There is no efficient way - it will still require traversal of the heap, but there is a hacky way: when the heap is divided into smaller pieces (thus no need to scan the entire heap). This is the reason we have generational garbage collectors, so that the scanning takes less time.
This is relatively "easy" to answer when your entire application is stopped and you can analyze the graph of objects. It all starts from GC roots
(I'll let you find the documentation for what these are), but basically these are "roots" that are not collected by the GC
.
From here a certain scan starts that analyzes the "live" objects: objects that have a direct (or transitive) connection to these roots, thus not reclaimable. In graph theory this is know to "color/traverse" your graph by using 3 colors: black, grey and white. White
means it is not connected to the roots, grey
means it's sub-graph is not yet traversed, black
means traversed and connected to the roots. So basically to know what exactly is dead/alive right now - you simply need to take all your heap that is white initially and color it to black. Everything that is white
is garbage. It is interesting that "garbage" is really identified by a GC
by knowing what is actually alive. There are some drawings to visualize this here for example.
But this is the simple scenario: when your application is entirely stopped (for seconds at times) and you can scan the heap. This is called a STW
- stop the world event and people hate these usually. This is what parallel collectors do: stop everything, do whatever GC has to (including finding garbage), let the application threads start after that.

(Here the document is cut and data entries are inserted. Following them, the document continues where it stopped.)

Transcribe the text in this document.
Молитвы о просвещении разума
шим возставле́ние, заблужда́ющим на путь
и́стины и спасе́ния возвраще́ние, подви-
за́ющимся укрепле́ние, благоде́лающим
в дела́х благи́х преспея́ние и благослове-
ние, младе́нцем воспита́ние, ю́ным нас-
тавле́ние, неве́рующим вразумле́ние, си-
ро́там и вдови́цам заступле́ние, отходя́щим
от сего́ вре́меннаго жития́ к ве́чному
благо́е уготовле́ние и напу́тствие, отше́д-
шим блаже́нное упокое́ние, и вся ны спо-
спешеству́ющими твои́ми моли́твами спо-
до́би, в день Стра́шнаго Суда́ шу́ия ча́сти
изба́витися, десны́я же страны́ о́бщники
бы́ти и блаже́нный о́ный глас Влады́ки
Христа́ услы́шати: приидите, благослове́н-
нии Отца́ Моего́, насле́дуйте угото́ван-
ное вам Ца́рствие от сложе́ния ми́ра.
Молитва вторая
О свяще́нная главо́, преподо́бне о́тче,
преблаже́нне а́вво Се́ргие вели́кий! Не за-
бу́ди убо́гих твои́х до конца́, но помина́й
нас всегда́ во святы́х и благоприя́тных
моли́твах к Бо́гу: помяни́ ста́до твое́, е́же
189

What happens when you app is running and you are scanning the heap? Concurrently
? G1/CMS
do this. Think about it: how can you reason about a leaf from a graph being alive or not when your app can change that leaf via a different thread.
Shenandoah
for example, solves this by "intercepting" changes over the graph. While running concurrently with your application, it will catch all the changes and insert these to some thread local special queues, called SATB Queues
(snapshot at the begging queues); instead of altering the heap directly. When that is finished, a very short STW
event will occur and these queues will be drained. Still under the STW
what that drain has "caused" is computed, i.e. : extra coloring of the graph. This is far simplified, just FYI. G1
and CMS
do it differently AFAIK.
So in theory, the process is not really that complicated, but implementing it concurrently is the most challenging part.